In the United Kingdom, the ICO's investigation resulted in a £500,000 fine issued to Facebook in 2018 — the maximum penalty available under the then-applicable Data Protection Act 1998. The ICO noted that Facebook had failed to safeguard users' information and had failed to be transparent about how data could be harvested by third-party developers.
Cambridge Analytica itself was fined £15,000 by the ICO for failing to respond to a subject access request — though by the time the investigation concluded, the company had entered insolvency proceedings and ceased operations in May 2018.
In the United States, Facebook reached a $5 billion settlement with the Federal Trade Commission, the largest privacy-related fine in that regulator's history at the time.
Critically, the ICO's broader investigation into the use of data analytics in political campaigning — published in its 'Democracy Disrupted' report — found systemic weaknesses in how political parties and campaign organisations handled personal data, with recommendations that many argued were insufficiently acted upon.
What Changed After the Scandal?
The Cambridge Analytica affair accelerated several significant regulatory and legislative developments.
The General Data Protection Regulation (GDPR), which came into force across the European Union in May 2018 — and was incorporated into UK law as the UK GDPR following Brexit — introduced substantially stronger requirements around consent, data minimisation, and transparency. Under these rules, the kind of opaque data sharing that enabled the Cambridge Analytica harvest would face far more serious legal consequences.
Facebook and other major platforms overhauled their developer policies, significantly restricting the ability of third-party applications to access friends' data without explicit, individual consent.
Public awareness of data rights increased markedly. The number of subject access requests submitted to organisations across the UK rose substantially in the years following the scandal, as individuals became more conscious of the data held about them.
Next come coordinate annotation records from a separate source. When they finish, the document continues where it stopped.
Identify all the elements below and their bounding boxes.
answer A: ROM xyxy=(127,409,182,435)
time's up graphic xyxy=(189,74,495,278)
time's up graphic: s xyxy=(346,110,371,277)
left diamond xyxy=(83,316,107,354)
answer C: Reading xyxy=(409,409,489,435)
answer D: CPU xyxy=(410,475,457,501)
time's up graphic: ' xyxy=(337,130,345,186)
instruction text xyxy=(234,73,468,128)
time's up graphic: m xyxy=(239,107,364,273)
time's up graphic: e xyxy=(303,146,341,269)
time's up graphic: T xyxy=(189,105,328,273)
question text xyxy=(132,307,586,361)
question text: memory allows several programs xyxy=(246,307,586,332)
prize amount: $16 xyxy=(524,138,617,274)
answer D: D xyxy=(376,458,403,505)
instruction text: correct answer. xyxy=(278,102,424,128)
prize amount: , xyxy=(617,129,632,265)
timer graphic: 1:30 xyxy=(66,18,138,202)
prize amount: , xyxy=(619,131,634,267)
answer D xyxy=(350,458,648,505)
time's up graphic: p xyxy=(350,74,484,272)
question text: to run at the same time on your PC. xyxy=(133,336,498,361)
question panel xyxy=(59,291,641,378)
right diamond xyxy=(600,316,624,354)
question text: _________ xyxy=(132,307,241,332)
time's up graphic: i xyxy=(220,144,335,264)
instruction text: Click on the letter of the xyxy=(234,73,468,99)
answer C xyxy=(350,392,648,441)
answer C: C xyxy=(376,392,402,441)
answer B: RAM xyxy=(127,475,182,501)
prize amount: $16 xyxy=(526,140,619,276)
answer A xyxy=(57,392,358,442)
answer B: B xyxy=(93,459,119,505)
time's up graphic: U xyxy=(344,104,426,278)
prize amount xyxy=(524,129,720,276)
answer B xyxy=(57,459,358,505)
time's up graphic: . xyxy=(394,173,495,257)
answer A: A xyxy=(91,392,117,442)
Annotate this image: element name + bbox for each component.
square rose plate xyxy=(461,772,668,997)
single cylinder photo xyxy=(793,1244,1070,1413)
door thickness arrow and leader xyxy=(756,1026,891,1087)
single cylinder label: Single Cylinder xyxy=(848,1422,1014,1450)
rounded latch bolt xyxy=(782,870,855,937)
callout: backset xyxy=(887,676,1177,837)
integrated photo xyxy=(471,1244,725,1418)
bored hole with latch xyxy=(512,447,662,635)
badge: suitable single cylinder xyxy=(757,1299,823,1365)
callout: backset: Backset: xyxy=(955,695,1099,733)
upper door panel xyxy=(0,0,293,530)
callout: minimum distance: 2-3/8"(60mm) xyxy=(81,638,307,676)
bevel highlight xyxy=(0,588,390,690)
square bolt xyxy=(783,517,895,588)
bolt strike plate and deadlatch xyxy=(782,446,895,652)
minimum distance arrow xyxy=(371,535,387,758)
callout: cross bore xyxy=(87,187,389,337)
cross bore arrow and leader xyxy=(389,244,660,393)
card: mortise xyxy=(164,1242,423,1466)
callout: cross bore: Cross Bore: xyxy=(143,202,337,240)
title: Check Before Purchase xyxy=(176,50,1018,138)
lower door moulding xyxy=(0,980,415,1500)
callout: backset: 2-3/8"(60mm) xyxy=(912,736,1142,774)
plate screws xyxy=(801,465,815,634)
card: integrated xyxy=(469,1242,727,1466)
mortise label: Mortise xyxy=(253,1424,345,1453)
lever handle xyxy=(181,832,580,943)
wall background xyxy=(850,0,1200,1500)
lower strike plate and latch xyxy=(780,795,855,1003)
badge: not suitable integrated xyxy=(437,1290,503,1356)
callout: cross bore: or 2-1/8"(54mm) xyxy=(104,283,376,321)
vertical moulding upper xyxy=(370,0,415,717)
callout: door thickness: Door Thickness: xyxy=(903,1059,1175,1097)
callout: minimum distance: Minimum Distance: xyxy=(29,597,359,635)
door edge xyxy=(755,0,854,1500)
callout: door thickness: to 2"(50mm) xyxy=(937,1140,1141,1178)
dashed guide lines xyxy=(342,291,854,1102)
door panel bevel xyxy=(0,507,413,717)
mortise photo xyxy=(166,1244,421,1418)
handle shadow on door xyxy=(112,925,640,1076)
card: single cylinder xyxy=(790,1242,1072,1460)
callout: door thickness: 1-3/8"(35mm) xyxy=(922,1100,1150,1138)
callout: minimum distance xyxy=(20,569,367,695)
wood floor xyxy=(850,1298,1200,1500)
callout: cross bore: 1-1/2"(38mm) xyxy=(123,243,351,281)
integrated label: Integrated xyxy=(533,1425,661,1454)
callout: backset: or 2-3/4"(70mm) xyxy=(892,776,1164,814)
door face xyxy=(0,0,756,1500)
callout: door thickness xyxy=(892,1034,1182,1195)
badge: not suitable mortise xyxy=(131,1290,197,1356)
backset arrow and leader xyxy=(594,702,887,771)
What Can You Do to Protect Your Personal Data Today?
Whilst the regulatory landscape has improved since 2018, the responsibility for protecting personal data does not rest solely with governments and corporations. There are practical steps every UK resident can take.
Review app permissions regularly. On both Facebook and other platforms, audit which third-party applications have access to your account and revoke permissions for any you no longer use or recognise.
Exercise your data rights. Under the UK GDPR, you have the right to request a copy of the personal data any organisation holds about you, to have inaccurate data corrected, and in certain circumstances to have your data erased. These rights are enforceable.
Be cautious with personality quizzes and data-harvesting applications. The mechanism used in the Cambridge Analytica case — an innocuous-looking quiz designed to extract data — remains a common technique. Treat any application requesting access to your social media account with appropriate scepticism.
Report concerns to the ICO. If you believe an organisation has misused your personal data, you have the right to complain to the Information Commissioner's Office at ico.org.uk. The ICO has the power to investigate and impose substantial fines.
A Scandal That Should Not Be Forgotten
The Cambridge Analytica scandal was not simply a story about one rogue company. It was a revealing moment that exposed the fragility of digital privacy, the inadequacy of self-regulation by technology platforms, and the vulnerability of democratic processes to data-driven manipulation.
For British citizens, it demonstrated that data protection is not a technical abstraction but a matter of genuine civic importance. The right to control your personal information is inseparable from the right to participate freely and fairly in public life.
Understanding what happened — and remaining vigilant about how your data is used today — is among the most practical things any informed citizen can do.